These findings come at a time when nearly two-thirds of study respondents say the current cyber threat landscape is the most challenging they have seen in the last five years. ISC2 tracks the global cyber workforce gap, which means the separation between the number of cybersecurity professionals organizations need and the number of professionals available to be hired. This year, the cyber workforce gap was 4.8 million. That’s a 19 percent year-over-year increase — outstripping the 12.6 percent increase in 2023.
Meanwhile, the number of cybersecurity professionals currently employed worldwide stayed essentially flat, rising just 0.1 percent year-over-year. That contrasts with 2023, when the workforce grew 8.7 percent.
Workforce gaps are less dramatic in the U.S., where the gap rose 4.4 percent year-over-year, compared to 17.6 percent in 2023. And in contrast to global trends, the size of the U.S. active cyber workforce actually shrunk, declining by 3 percent. Additionally, the number of new U.S. cybersecurity job postings listed on LinkedIn dropped 5.4 percent.
Worldwide, financial strain became a bigger barrier to meeting cybersecurity needs. The study found that 39 percent of global respondents listed budget as a reason for their staff shortages. This marked the first time ISC2 respondents said insufficient budget was the top driver for understaffing since the study began capturing such information in 2018; in all the prior study years, the top reason was “lack of qualified talent.”
What cyber staff organizations did have on hand often could not provide all the skills organizations wanted, study respondents said. Among global respondents, 90 percent reported skill shortages. And 64 percent said skills gaps are a bigger issue than staffing gaps.

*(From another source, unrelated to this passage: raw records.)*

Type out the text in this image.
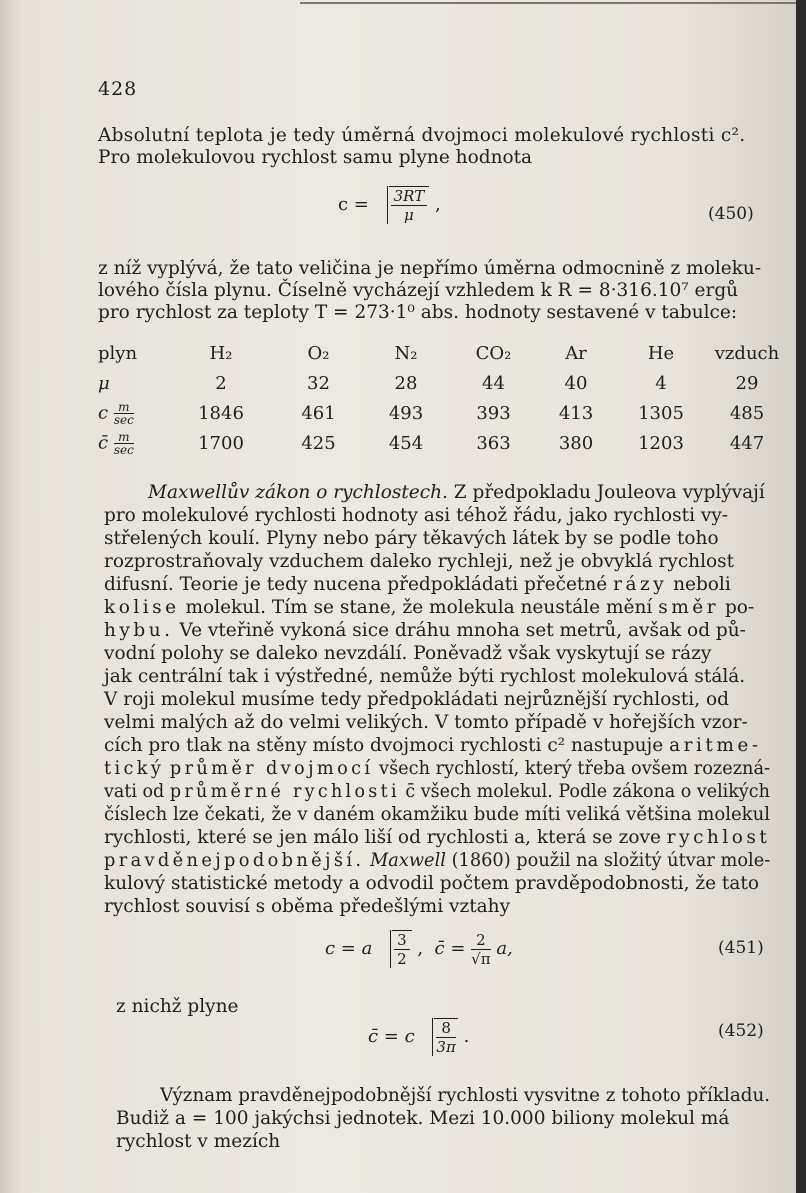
428
Absolutní teplota je tedy úměrná dvojmoci molekulové rychlosti c².
Pro molekulovou rychlost samu plyne hodnota
$c = \frac{3RT}{\mu}$ ,	(450)
z níž vyplývá, že tato veličina je nepřímo úměrna odmocnině z moleku-
lového čísla plynu. Číselně vycházejí vzhledem k R = 8·316.10⁷ ergů
pro rychlost za teploty T = 273·1⁰ abs. hodnoty sestavené v tabulce:
plyn	H₂	O₂	N₂	CO₂	Ar	He	vzduch
μ	2	32	28	44	40	4	29
c m
sec	1846	461	493	393	413	1305	485
c̄ m
sec	1700	425	454	363	380	1203	447
Maxwellův zákon o rychlostech. Z předpokladu Jouleova vyplývají
pro molekulové rychlosti hodnoty asi téhož řádu, jako rychlosti vy-
střelených koulí. Plyny nebo páry těkavých látek by se podle toho
rozprostraňovaly vzduchem daleko rychleji, než je obvyklá rychlost
difusní. Teorie je tedy nucena předpokládati přečetné rázy neboli
kolise molekul. Tím se stane, že molekula neustále mění směr po-
hybu. Ve vteřině vykoná sice dráhu mnoha set metrů, avšak od pů-
vodní polohy se daleko nevzdálí. Poněvadž však vyskytují se rázy
jak centrální tak i výstředné, nemůže býti rychlost molekulová stálá.
V roji molekul musíme tedy předpokládati nejrůznější rychlosti, od
velmi malých až do velmi velikých. V tomto případě v hořejších vzor-
cích pro tlak na stěny místo dvojmoci rychlosti c² nastupuje aritme-
tický průměr dvojmocí všech rychlostí, který třeba ovšem rozezná-
vati od průměrné rychlosti c̄ všech molekul. Podle zákona o velikých
číslech lze čekati, že v daném okamžiku bude míti veliká většina molekul
rychlosti, které se jen málo liší od rychlosti a, která se zove rychlost
pravděnejpodobnější. Maxwell (1860) použil na složitý útvar mole-
kulový statistické metody a odvodil počtem pravděpodobnosti, že tato
rychlost souvisí s oběma předešlými vztahy
c = a $\frac{3}{2}$ , c̄ = $\frac{2}{√\pi} a$,	(451)
z nichž plyne
c̄ = c $\frac{8}{3\pi}$ .	(452)
Význam pravděnejpodobnější rychlosti vysvitne z tohoto příkladu.
Budiž a = 100 jakýchsi jednotek. Mezi 10.000 biliony molekul má
rychlost v mezích
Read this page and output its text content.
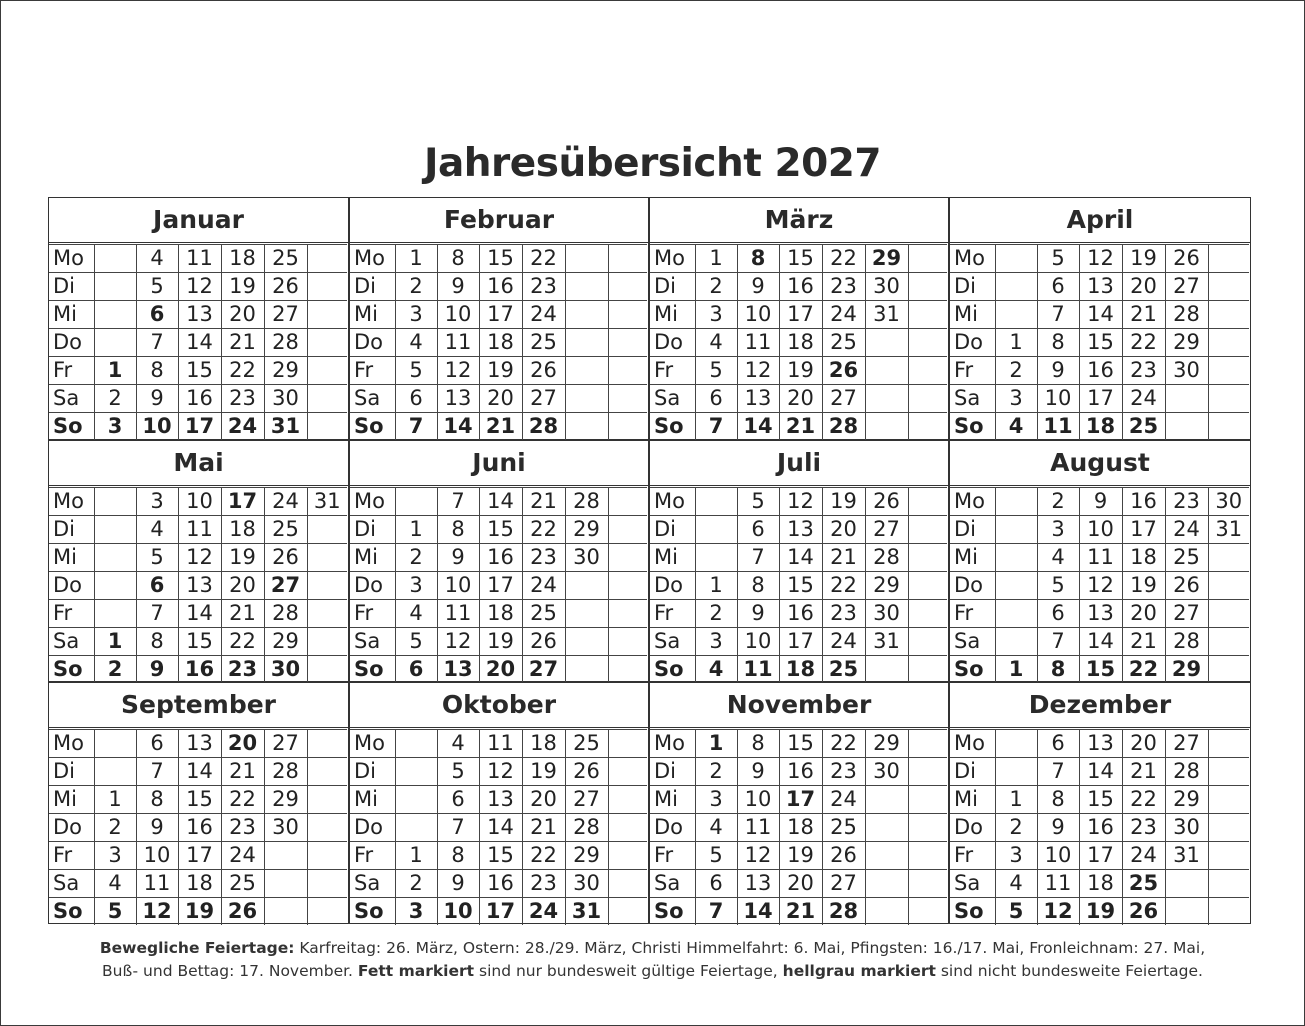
Jahresübersicht 2027
Januar
Mo		4	11	18	25	
Di		5	12	19	26	
Mi		6	13	20	27	
Do		7	14	21	28	
Fr	1	8	15	22	29	
Sa	2	9	16	23	30	
So	3	10	17	24	31	
Februar
Mo	1	8	15	22		
Di	2	9	16	23		
Mi	3	10	17	24		
Do	4	11	18	25		
Fr	5	12	19	26		
Sa	6	13	20	27		
So	7	14	21	28		
März
Mo	1	8	15	22	29	
Di	2	9	16	23	30	
Mi	3	10	17	24	31	
Do	4	11	18	25		
Fr	5	12	19	26		
Sa	6	13	20	27		
So	7	14	21	28		
April
Mo		5	12	19	26	
Di		6	13	20	27	
Mi		7	14	21	28	
Do	1	8	15	22	29	
Fr	2	9	16	23	30	
Sa	3	10	17	24		
So	4	11	18	25		
Mai
Mo		3	10	17	24	31
Di		4	11	18	25	
Mi		5	12	19	26	
Do		6	13	20	27	
Fr		7	14	21	28	
Sa	1	8	15	22	29	
So	2	9	16	23	30	
Juni
Mo		7	14	21	28	
Di	1	8	15	22	29	
Mi	2	9	16	23	30	
Do	3	10	17	24		
Fr	4	11	18	25		
Sa	5	12	19	26		
So	6	13	20	27		
Juli
Mo		5	12	19	26	
Di		6	13	20	27	
Mi		7	14	21	28	
Do	1	8	15	22	29	
Fr	2	9	16	23	30	
Sa	3	10	17	24	31	
So	4	11	18	25		
August
Mo		2	9	16	23	30
Di		3	10	17	24	31
Mi		4	11	18	25	
Do		5	12	19	26	
Fr		6	13	20	27	
Sa		7	14	21	28	
So	1	8	15	22	29	
September
Mo		6	13	20	27	
Di		7	14	21	28	
Mi	1	8	15	22	29	
Do	2	9	16	23	30	
Fr	3	10	17	24		
Sa	4	11	18	25		
So	5	12	19	26		
Oktober
Mo		4	11	18	25	
Di		5	12	19	26	
Mi		6	13	20	27	
Do		7	14	21	28	
Fr	1	8	15	22	29	
Sa	2	9	16	23	30	
So	3	10	17	24	31	
November
Mo	1	8	15	22	29	
Di	2	9	16	23	30	
Mi	3	10	17	24		
Do	4	11	18	25		
Fr	5	12	19	26		
Sa	6	13	20	27		
So	7	14	21	28		
Dezember
Mo		6	13	20	27	
Di		7	14	21	28	
Mi	1	8	15	22	29	
Do	2	9	16	23	30	
Fr	3	10	17	24	31	
Sa	4	11	18	25		
So	5	12	19	26		
Bewegliche Feiertage: Karfreitag: 26. März, Ostern: 28./29. März, Christi Himmelfahrt: 6. Mai, Pfingsten: 16./17. Mai, Fronleichnam: 27. Mai,
Buß- und Bettag: 17. November. Fett markiert sind nur bundesweit gültige Feiertage, hellgrau markiert sind nicht bundesweite Feiertage.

Critical infrastructure and government respondents were slightly more likely than average to report skill gaps, with 91 percent of critical infrastructure citing this issue and 92 percent of government respondents doing the same. Governments were especially likely to have gaps in zero-trust implementation skills.
Some organizations may need to change strategies to address these gaps. The study found some mismatches between skills applicants think are in demand versus the skills sought by hiring managers. For example, 23 percent of applicants captured in the study believe AI and machine learning (ML) skills are in demand, but only 12 percent of hiring managers said they look for such skills. Meanwhile, 34 percent of organizations highlighted AI/ML as a skill gap on their security teams.
The study also found a notable proportion of organizations’ cyber teams had no pipelines for onboarding early-stage professionals and growing their talent. Thirty-one percent of global respondents lacked entry-level professionals and 15 percent lacked junior professionals with 1-3 years of experience. Study authors advised that organizations are likely to find it more difficult and expensive if they only try to hire to fill mid- and high- level roles, rather than also onboarding and training up people earlier in their careers. The latter approach may also be more sustainable.
Starting to offer such career paths requires first determining which skills are must-haves for new hires, and which can be taught on the job. That kind of effort should go hand in hand with revising open job descriptions, to clarify what’s expected from applicants — helping resolve the confusion between the skills applicants believe are in demand and those the hiring managers are looking for, study authors suggested.
The full study is slated for release in October.